La barrière linguistique ralentissait tout. Bien que je parle anglais, beaucoup de mes interlocuteurs ne le comprenaient pas. Ce n’est qu’à partir du milieu de la deuxième rotation qu’un traducteur a été affecté à mon équipe, rendant les échanges bien plus fluides.
L’un des principaux obstacles techniques concernait les VFD (variateurs de fréquence) des moteurs. Les branchements étaient parfois mal réalisés, ou simplement non terminés (problème d’adresse IP par exemple). J’ai dû, à plusieurs reprises, descendre sur le plancher et chercher des solutions directement avec les électriciens, une expérience aussi déroutante que formatrice.
En parallèle, j’ai travaillé sur la partie PLC (automate programmable), en mettant à jour le programme pour l’adapter à la réalité du terrain. Cette approche plus « terrain » a grandement amélioré la rapidité des résolutions de problèmes et m’a permis de développer rapidement des compétences concrètes en ingénierie d’automatisation.
Les conditions de vie sur place
Vivre dans la jungle amazonienne n’est pas anodin. Le site est structuré selon une hiérarchie stricte : les expatriés, les visiteurs et les ouvriers sont logés séparément. J’étais dans une chambre simple, avec sanitaires partagés, une expérience minimaliste mais suffisante pour récupérer après des journées de 12 heures.

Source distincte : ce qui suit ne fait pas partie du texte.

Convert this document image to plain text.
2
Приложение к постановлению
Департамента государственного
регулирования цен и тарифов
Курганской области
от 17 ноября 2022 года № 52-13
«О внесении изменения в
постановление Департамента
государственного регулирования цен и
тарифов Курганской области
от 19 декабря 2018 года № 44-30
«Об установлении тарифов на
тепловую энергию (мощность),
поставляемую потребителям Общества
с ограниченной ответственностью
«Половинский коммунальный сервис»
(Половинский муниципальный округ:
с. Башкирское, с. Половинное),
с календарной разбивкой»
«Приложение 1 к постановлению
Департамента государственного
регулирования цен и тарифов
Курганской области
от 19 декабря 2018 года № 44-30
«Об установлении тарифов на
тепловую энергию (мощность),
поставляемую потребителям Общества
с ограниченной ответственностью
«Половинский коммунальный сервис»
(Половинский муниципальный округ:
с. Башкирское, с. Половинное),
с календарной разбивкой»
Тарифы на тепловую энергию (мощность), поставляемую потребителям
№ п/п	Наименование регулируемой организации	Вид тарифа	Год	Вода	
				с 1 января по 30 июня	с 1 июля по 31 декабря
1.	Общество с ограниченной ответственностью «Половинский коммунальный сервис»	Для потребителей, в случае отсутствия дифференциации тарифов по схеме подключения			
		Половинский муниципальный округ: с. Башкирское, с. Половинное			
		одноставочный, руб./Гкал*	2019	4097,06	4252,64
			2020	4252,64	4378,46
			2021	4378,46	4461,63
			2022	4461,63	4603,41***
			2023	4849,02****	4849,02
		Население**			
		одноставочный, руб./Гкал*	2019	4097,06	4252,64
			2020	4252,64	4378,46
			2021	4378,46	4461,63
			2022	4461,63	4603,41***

Le cadre était à la fois fascinant et déroutant : des aras et perroquets voltigeaient à proximité des bâtiments, tandis que scarabées volants et papillons de nuit gigantesques étaient assez fréquents Quelques collègues ont même rapporté avoir aperçu un jaguar rôder non loin des clôtures la nuit …
Côté nourriture, les repas étaient consistants mais peu variés, avec un petit déjeuner identique chaque jour. Une certaine monotonie s’installait, mais l’essentiel était assuré pour répondre aux exigences physiques du travail. Heureusement, une salle de musculation complétement équipée permettait d’évacuer un peu de stress après le travail et de se maintenir en forme autant mentalement que physiquement.
La sécurité, quant à elle, était omniprésente : armée et police brésilienne surveillaient l’entrée du site en permanence avec des rondes, rappelant que même dans ce coin reculé, certaines précautions sont indispensables.
Le contexte technologique
Sur le plan technologique, le contraste était saisissant : une mine toute neuve dotée d’installations modernes. Nous utilisions Ignition, couplé à Control Expert V15 pour la programmation des PLCs. Tout était à construire, mais dans un environnement bien pensé, ce qui offrait une marge de manœuvre appréciable.
Ici, le défi n’était pas de composer avec le passé, mais de tirer le meilleur d’un système neuf, encore en rodage.
Conclusion
Cette mission au Brésil restera gravée dans ma mémoire comme l’une des plus intenses de mon début de carrière. Elle a exigé une adaptation rapide, une endurance physique certaine, mais surtout une grande capacité à improviser et à collaborer dans un environnement multiculturel et multilingue.
Malgré les longues journées et les nombreux imprévus, ce fut une aventure enrichissante à tous les niveaux. J’ai renforcé mes compétences techniques sur le terrain, appris à gérer des équipes dans un contexte international, et découvert une facette du monde que peu ont la chance de voir d’aussi près.
Ce premier grand saut à l’international m’a confronté à un choc culturel fort, à des réalités différentes, mais aussi à une solidarité professionnelle exemplaire. Une chose est sûre : il ne faut pas sous-estimer toute la logistique, l’effort collectif nécessaire pour mener à bien des projets de grande envergure. Un vrai travail d’orfèvre… au cœur de la jungle.